By Akriti Shah
(Reuters) -Arm Holdings shares tumbled nearly 13% in early trading on Thursday as the chip tech provider’s plan to invest in its own chip development, which would bite into future profits, disappointed investors.
The company’s decision to ramp up investment in chip creation marks a significant pivot from its legacy business model of licensing intellectual property to the likes of Nvidia and Amazon, which already design their own chips.
This new chip strategy positions it to compete with its own customers and could lead to conflicts of interest, J.P. Morgan analyst Harlan Sur said.
“The (Arm) team remains focused on system-level, software, and AI initiatives.

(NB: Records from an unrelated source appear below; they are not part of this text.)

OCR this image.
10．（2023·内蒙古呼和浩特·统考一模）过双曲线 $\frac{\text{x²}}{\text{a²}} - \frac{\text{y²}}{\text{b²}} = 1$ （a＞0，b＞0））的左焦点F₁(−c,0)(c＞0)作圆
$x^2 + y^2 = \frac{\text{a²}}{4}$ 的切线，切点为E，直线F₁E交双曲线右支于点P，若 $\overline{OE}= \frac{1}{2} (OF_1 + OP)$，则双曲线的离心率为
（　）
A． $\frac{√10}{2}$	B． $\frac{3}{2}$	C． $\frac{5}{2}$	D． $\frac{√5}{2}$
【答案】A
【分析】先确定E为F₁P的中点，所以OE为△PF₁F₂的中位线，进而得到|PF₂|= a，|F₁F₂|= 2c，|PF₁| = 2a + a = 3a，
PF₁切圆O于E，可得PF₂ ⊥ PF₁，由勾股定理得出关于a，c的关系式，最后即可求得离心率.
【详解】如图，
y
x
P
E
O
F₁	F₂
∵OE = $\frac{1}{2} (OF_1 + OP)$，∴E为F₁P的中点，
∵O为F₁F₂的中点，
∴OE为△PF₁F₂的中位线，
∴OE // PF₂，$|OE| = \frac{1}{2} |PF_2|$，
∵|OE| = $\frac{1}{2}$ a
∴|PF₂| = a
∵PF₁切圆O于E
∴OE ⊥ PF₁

However, we are increasingly concerned with its strategy to develop full chip solutions,” Sur said.
Arm forecast fiscal second-quarter profit slightly below Wall Street estimates, as escalating global trade tensions threaten demand in its core smartphone market, disappointing investors who had driven the stock sharply higher in recent months.
Arm has jumped 150% since its stock market debut in 2023, and has risen 32.4% so far this year, compared with gains of about 34% for Nvidia and 49% for AMD.
The shares trade at over 80 times the earnings estimates, much higher than rivals Nvidia’s 34.91 and AMD’s 35.33.
Arm’s subdued forecast highlights the uncertainty facing global manufacturers and supply chains amid ongoing U.S. trade tensions.
At least nine brokerages raised their price targets on the stock, while two lowered theirs, bringing the median to $155, according to data compiled by LSEG.
The company’s shares were last down 12.6% at $142.75.